Adbrands Weekly Update 5th July 2018: Ads of the Week: "What We Make". Well, well, well. We weren't expecting this. Here's a really superb spot from Publicis London for British supermarket Morrisons, the smallest of the country's Big Four grocers. In some respects, it might actually be one of the best ads we've ever seen for any supermarket in its stripped-down simplicity and its emotional impact. It also highlights Morrisons' main USP over its rivals: the store still produces, processes and packs most of its fresh food inhouse rather than farm it out to third-party suppliers. In the South of England, many shoppers still tend to look down on Morrisons because of its Northern roots, and instead favour local heroes Sainsbury's and Tesco. This ad should make many of those supermarket snobs think twice about that view.
Adbrands Weekly Update 12th October 2017: Ads of the Week: "Those Few People". Something really quite unusual here from Publicis London for Nescafe. The idea and the build-up is fascinating - how about those signs for audience groups that don't get a spotlight close-up like "Owe You Money" and "Haters"! But unfortunately, like an extravagant cinematic souffle, the whole thing rather collapses in the final 30 seconds. What was looking like something rather out of the ordinary turns into just another coffee ad where we all just sit around and have a nice chat. And what a cheapskate! The special people in his life and all he serves is Nescafe? Couldn't he at least have stretched to Nespresso?
Adbrands Weekly Update 6th Apr 2017: A High Court judge found in favour of the former shareholders of London-based CRM agency Kitcatt Nohr Alexander Shaw in their suit against Publicis Groupe. He awarded the claimants compensation of £2.6m - about £1m less than they had asked for - but has yet to rule on costs. If these are also awarded in favour of the claimants it could cost Publicis up to another £2m. KNAS was acquired by Publicis in 2011 and merged with the local office of Digitas. The partners said they were not informed at the time of the deal that Digitas UK was not only heavily reliant on revenues from key client P&G, but also that those accounts were expected to transfer to other agencies within the group. The subsequent loss of that business severely impacted on their earn-out. "It could all have been so different," commented Paul Kitcatt. "Publicis depends on absorbing new creative agencies into its network.
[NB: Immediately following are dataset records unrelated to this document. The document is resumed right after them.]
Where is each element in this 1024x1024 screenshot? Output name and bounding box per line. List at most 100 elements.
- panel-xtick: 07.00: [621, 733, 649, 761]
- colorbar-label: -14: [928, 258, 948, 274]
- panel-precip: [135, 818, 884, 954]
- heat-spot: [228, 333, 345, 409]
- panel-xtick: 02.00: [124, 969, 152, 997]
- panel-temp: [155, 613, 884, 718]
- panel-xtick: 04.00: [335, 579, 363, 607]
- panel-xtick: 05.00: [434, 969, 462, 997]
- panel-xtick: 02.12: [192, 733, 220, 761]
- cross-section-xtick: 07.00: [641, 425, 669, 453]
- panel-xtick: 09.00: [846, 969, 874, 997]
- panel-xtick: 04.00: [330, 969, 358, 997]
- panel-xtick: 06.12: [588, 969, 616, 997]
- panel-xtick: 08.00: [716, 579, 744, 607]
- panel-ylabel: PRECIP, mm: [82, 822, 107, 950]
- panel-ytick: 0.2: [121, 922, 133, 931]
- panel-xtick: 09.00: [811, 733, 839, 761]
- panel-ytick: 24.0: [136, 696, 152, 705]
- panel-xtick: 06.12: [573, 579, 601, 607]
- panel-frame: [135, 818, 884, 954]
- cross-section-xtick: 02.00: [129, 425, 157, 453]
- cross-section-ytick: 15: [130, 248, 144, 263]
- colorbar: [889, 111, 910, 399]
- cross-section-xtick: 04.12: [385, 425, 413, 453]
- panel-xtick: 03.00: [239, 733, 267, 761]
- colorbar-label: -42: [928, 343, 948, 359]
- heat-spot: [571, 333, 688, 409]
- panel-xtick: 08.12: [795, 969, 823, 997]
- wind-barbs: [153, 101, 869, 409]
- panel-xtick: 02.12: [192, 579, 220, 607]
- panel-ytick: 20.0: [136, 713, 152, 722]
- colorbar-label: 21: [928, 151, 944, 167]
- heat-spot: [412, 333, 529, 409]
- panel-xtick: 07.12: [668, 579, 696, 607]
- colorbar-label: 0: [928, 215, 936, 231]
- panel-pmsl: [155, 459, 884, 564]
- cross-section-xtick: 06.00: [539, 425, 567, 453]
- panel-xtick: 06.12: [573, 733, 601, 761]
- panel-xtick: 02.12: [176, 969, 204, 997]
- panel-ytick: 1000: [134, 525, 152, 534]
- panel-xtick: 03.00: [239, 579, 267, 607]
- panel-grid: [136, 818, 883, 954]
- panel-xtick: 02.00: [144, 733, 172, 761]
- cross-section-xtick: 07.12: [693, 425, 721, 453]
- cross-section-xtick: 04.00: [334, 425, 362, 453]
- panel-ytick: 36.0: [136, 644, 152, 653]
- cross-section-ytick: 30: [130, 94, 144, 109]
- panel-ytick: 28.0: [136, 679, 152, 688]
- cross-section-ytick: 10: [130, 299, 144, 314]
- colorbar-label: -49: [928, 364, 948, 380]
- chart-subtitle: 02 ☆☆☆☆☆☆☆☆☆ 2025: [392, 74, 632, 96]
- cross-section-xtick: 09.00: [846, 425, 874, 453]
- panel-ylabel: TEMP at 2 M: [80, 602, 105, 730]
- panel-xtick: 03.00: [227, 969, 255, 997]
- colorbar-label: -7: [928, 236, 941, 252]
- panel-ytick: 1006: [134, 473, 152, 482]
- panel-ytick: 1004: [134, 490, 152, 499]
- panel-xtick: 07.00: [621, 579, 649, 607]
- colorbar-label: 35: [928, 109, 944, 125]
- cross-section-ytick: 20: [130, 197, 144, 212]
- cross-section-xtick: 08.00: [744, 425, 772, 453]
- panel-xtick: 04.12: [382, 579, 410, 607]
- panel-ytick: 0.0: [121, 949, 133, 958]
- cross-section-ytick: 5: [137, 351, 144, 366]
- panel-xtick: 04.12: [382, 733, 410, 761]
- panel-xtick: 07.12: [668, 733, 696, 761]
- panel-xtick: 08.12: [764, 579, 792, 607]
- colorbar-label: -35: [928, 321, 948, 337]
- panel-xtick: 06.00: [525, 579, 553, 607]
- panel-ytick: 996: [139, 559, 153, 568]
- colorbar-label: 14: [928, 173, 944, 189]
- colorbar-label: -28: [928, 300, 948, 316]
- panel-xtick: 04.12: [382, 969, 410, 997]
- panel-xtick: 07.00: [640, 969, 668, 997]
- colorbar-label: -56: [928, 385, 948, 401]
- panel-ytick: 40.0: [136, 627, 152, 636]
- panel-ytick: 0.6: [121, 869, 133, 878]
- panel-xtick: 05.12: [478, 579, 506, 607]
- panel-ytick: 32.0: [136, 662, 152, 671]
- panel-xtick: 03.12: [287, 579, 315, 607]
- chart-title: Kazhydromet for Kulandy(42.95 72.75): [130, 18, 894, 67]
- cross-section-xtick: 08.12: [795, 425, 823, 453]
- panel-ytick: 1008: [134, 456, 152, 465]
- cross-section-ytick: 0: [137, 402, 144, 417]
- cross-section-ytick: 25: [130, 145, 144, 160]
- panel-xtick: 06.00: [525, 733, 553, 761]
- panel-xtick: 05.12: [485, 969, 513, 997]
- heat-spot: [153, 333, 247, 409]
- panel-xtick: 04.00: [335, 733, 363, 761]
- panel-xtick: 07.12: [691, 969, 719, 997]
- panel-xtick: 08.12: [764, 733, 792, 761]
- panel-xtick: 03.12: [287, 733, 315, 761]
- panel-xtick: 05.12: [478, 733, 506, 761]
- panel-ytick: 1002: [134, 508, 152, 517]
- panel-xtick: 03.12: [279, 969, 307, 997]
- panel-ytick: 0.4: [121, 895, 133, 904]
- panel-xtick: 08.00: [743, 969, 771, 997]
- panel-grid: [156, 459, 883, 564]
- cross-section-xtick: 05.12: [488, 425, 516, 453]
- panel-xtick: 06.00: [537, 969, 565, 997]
They need the new blood to keep their network alive. Yet they show no creativity in their business practices. If they had come clean at first about the threat from the ad agencies, we could have defended the business. If they had cut a new deal quickly and stuck to it, we could have focused on winning new business, not on endless finicky negotiations with shadowy figures in Paris. And if, all else having failed, they had made us a decent, honourable offer to settle this case, we would not have endured months of legal arguments, and a great deal of expense."
Adbrands Weekly Update 16th Mar 2017: Publicis Groupe pressed ahead with the steady consolidation of its UK brand portfolio. Digital and direct agencies Chemistry (previously a unit of Publicis Worldwide) and Kittcatt Nohr (a standalone satellite of DigitasLBi) are both to be absorbed into the local arm of DigitasLBi. Most staff will be absorbed into the latter agency, though some will transfer to the Groupe's production network Prodigious and others are already due to shift across to rival Wunderman, which recently won Chemistry's EE account.